Acting Assistant Attorney General Doha Mekki of the Justice Department’s Antitrust Division said the landlords had shared sensitive information and used RealPage’s algorithm to keep rents high.
“Today’s action against RealPage and six major landlords seeks to end their practice of putting profits over people and make housing more affordable for millions of people across the country,” Mekki said in a statement.
The FBI searched the Atlanta offices of Cortland in May 2024. Cortland manages 80,000 rental units in 13 states, according to the DOJ. At that time, Cortland said the raid was part of an investigation into “potential antitrust violations in the multifamily housing industry.”
In December, RealPage said the antitrust division told the company it had ended the criminal probe. Cortland spokeswoman Rachel Prude confirmed in an email Tuesday that the company’s employees were no longer under investigation.

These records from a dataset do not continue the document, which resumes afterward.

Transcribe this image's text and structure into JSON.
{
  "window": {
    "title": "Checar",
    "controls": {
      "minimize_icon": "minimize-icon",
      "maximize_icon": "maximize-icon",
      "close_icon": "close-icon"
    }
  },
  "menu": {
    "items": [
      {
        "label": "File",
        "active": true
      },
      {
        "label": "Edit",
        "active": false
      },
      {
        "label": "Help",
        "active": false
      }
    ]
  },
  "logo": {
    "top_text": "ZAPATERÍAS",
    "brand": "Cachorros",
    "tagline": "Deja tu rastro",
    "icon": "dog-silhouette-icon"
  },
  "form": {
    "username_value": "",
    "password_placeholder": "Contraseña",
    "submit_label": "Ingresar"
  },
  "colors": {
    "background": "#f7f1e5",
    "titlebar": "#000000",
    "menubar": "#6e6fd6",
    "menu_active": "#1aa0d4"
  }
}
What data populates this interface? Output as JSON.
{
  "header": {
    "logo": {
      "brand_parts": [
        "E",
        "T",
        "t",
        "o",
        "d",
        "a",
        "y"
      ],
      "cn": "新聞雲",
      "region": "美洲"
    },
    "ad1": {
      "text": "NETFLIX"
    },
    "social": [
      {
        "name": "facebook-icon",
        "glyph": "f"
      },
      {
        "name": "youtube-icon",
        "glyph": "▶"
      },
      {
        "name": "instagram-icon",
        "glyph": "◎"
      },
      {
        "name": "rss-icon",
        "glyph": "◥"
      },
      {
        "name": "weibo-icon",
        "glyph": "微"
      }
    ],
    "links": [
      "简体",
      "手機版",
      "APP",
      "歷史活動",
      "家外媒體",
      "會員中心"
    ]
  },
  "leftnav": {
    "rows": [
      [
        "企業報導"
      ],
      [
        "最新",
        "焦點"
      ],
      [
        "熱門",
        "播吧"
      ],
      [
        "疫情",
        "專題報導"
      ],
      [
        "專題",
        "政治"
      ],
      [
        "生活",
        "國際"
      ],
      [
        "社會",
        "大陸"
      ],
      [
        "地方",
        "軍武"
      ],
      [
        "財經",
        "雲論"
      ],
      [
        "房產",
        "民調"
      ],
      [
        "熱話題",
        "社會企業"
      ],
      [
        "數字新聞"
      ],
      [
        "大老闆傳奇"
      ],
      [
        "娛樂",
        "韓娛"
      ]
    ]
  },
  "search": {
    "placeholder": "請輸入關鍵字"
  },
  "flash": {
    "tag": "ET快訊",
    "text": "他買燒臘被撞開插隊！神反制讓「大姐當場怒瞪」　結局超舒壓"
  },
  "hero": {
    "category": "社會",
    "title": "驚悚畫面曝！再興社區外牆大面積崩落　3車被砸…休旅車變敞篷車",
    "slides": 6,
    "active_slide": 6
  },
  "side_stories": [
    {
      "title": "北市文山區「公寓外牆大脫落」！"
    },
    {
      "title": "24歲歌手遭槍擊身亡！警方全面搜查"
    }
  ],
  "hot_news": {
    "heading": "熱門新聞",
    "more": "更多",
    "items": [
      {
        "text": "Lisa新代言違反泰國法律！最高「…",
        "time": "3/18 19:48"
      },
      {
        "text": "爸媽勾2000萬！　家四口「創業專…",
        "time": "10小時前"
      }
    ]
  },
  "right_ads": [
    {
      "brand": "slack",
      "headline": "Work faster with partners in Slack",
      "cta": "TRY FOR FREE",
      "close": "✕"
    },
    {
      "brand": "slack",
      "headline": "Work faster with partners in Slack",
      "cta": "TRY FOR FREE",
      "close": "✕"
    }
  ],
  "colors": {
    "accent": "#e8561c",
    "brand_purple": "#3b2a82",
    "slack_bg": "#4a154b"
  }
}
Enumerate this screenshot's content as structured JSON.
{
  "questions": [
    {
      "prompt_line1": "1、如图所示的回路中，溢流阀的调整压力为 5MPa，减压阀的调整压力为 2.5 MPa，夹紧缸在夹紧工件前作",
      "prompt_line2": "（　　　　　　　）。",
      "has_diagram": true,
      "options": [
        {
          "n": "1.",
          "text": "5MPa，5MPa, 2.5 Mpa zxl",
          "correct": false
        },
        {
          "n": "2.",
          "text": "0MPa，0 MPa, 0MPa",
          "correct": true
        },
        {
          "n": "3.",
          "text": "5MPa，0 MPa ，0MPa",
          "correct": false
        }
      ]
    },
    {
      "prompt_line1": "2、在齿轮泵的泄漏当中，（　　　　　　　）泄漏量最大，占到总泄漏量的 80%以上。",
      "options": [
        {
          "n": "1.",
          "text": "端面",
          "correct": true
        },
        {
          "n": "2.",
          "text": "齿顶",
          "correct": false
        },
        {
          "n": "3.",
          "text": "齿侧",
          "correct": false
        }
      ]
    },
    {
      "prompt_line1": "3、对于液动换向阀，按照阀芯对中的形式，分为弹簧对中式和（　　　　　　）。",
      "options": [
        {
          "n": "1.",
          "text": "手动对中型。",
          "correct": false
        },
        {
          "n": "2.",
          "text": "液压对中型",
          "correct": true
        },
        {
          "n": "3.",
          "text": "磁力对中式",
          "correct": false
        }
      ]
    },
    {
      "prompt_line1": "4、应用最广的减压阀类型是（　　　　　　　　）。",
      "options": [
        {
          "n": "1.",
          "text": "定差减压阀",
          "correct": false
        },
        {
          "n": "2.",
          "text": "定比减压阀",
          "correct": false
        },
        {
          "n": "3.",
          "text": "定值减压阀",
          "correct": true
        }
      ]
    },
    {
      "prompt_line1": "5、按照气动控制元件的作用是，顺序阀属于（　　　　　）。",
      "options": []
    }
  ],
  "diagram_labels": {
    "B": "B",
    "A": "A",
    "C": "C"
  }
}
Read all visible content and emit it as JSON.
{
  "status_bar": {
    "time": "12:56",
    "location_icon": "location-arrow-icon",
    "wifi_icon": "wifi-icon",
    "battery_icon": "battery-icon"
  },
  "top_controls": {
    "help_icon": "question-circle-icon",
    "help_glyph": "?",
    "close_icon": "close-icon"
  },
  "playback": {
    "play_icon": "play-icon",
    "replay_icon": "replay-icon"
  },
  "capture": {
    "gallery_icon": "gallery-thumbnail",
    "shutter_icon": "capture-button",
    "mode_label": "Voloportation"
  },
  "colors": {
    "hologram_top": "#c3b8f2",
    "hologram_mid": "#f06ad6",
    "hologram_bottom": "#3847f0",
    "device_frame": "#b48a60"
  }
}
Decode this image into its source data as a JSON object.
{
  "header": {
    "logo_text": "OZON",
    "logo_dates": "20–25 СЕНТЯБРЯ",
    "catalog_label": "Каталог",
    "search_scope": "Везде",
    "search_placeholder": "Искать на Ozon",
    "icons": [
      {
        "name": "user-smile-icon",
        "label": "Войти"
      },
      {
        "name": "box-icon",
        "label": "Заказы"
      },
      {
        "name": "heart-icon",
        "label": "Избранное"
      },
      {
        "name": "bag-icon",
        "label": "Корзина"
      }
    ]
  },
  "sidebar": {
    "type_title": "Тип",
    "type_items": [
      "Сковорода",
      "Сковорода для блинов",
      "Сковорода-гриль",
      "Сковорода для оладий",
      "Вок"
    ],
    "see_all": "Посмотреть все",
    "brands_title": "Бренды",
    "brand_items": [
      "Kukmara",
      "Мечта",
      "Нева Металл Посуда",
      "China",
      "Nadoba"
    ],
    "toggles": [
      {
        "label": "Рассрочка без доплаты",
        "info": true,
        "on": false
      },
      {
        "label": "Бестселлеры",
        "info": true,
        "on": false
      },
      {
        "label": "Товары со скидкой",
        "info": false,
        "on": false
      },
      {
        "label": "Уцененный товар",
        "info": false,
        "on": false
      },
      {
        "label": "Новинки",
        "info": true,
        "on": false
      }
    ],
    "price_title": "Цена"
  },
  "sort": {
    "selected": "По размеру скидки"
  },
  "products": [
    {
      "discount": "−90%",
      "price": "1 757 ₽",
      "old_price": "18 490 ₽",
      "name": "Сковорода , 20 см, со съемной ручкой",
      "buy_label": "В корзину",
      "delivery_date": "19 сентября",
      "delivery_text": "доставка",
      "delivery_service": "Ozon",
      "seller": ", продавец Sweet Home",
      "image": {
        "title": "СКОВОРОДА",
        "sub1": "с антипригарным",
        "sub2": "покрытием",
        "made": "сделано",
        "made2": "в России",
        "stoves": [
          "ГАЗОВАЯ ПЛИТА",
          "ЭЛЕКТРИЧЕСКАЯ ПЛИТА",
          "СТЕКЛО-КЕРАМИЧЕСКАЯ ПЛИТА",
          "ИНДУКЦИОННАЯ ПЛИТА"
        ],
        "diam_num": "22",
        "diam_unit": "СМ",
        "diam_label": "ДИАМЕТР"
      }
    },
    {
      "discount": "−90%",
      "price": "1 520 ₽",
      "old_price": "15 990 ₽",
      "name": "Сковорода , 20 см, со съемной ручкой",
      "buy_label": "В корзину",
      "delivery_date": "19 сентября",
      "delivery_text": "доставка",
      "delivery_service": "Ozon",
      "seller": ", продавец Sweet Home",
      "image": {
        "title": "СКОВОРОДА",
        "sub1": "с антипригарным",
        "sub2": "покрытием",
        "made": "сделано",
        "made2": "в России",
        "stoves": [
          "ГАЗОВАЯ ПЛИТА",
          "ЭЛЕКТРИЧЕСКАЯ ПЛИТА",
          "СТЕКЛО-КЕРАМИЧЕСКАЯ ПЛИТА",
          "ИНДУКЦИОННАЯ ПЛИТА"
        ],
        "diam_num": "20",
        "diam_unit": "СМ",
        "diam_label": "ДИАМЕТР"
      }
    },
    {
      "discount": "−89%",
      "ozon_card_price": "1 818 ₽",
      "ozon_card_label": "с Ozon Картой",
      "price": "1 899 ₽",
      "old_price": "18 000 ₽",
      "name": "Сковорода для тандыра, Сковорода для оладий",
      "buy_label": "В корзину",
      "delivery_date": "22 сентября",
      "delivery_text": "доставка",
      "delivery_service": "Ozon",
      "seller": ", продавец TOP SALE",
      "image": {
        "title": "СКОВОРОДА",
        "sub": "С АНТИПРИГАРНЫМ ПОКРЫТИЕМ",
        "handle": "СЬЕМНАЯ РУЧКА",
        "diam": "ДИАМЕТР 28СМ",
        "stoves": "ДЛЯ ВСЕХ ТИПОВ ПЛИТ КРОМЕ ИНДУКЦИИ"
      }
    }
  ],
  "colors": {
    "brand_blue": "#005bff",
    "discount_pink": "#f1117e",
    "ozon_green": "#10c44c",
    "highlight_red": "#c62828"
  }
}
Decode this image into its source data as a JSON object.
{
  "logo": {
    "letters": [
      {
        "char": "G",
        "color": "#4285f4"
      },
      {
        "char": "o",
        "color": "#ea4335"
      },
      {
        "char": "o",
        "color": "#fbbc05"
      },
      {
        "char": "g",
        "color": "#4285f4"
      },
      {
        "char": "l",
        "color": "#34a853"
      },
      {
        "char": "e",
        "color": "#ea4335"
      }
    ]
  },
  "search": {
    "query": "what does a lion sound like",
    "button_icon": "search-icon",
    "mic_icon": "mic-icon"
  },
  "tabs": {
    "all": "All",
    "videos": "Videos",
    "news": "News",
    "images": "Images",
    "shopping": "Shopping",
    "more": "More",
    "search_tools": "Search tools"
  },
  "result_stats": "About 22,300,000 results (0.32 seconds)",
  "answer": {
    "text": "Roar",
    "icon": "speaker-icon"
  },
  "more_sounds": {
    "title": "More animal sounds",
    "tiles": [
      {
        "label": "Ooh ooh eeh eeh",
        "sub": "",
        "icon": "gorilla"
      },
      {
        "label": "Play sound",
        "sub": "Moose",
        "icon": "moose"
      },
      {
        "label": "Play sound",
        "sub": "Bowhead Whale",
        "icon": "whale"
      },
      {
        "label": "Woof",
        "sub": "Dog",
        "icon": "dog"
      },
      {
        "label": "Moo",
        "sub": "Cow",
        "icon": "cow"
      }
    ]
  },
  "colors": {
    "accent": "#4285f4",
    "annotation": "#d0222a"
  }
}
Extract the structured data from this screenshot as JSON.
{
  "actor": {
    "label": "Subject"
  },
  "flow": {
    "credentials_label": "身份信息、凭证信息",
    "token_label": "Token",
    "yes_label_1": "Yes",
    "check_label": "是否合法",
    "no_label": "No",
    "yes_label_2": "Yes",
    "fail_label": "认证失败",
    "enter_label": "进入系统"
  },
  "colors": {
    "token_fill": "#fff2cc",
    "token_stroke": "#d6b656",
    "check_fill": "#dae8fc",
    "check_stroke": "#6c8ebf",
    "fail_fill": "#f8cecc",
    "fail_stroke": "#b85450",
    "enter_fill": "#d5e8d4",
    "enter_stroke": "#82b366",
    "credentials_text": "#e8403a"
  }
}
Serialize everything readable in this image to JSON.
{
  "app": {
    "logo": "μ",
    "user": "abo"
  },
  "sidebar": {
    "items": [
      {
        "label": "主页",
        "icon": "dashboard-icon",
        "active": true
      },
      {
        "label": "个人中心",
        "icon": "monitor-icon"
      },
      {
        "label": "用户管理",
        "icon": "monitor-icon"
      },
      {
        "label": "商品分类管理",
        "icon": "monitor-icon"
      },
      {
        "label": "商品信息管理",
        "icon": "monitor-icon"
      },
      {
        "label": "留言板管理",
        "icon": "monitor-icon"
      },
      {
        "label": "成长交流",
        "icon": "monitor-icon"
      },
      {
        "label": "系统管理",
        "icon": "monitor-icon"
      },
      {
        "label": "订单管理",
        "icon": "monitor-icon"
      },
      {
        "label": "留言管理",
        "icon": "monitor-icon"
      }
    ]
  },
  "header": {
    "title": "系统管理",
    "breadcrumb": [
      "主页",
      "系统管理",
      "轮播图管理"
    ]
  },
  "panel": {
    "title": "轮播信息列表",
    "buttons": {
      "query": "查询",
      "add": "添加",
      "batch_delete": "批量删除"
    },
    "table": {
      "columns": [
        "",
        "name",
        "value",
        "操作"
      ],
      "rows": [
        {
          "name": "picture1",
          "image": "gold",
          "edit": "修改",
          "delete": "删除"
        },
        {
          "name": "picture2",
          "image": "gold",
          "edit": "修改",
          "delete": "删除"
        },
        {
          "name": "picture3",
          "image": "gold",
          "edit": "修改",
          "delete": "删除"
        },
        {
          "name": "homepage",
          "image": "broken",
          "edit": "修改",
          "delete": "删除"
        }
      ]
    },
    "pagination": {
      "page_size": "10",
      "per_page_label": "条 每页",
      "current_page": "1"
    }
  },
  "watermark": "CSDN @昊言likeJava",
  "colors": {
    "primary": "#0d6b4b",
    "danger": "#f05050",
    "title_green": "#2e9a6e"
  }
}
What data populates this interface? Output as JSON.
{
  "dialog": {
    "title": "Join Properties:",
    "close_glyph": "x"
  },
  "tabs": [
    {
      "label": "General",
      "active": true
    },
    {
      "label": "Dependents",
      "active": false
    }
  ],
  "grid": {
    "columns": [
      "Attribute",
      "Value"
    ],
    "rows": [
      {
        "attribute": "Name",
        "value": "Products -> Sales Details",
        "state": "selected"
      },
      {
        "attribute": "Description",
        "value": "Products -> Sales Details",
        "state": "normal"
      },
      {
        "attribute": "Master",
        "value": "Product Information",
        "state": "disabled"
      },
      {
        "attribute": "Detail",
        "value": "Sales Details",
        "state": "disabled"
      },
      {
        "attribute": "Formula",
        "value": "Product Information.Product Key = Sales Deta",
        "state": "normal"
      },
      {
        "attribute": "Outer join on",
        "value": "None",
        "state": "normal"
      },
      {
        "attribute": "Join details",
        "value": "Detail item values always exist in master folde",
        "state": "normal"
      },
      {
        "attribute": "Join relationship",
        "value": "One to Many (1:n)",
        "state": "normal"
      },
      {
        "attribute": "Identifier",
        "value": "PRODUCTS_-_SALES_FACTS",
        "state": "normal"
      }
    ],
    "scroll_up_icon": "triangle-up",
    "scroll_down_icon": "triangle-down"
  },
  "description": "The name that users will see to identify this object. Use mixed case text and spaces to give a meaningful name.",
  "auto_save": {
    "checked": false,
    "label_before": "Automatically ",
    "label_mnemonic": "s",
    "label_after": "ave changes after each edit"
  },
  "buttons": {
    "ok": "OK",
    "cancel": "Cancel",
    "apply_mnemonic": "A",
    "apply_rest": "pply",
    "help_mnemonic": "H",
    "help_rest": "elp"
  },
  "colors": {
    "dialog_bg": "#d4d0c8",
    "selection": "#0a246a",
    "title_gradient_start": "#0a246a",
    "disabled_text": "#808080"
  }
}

“We believe we were only able to achieve this result because Cortland has invested years and significant internal resources into developing a proprietary revenue management software tool that does not rely on data from external, non-public sources,” Prude wrote. “We look forward to putting the federal government’s investigations behind us.”
RealPage said it will “vigorously” defend against the claims.
“We are disappointed that the DOJ, just one month after abandoning its baseless criminal investigation and less than two weeks before the agency changes hands, is expanding its civil lawsuit related to use of revenue management software,” RealPage spokesperson Jennifer Bowcock said. “Fewer than 10% of all rental housing units in the U.S. use RealPage software to suggest rental prices, and our software recommendations are accepted less than half the time, as the DOJ has acknowledged.”
She said the company’s use of nonpublic data was legal, and that it “does not make sense” to target its customers when a housing shortage was to blame for high costs.
“This lawsuit will do nothing to make housing more affordable and will stifle the innovation that helps the U.S. remain globally competitive,” Bowcock said.
According to court records, there are about 484,000 multifamily rental units in Atlanta, Sandy Springs and Alpharetta. More than 53% of owners, managers and owner-operators used RealPage’s software in those markets, including Cortland Management and the property management company Pinnacle, according to a consolidated complaint against RealPage in Nashville, Tennessee.
In December, the White House Council of Economic Advisers suggested the average cost to renters in 2023 from using price-setting software, or “algorithmic pricing,” was an extra $70 a month. In six major metros, it found the cost was more than $100 a month. In Atlanta, it was $181 a month — more burdensome than any other metro the council looked at.
It suggested that the total cost to renters in 2023 could have been as high as $3.8 billion.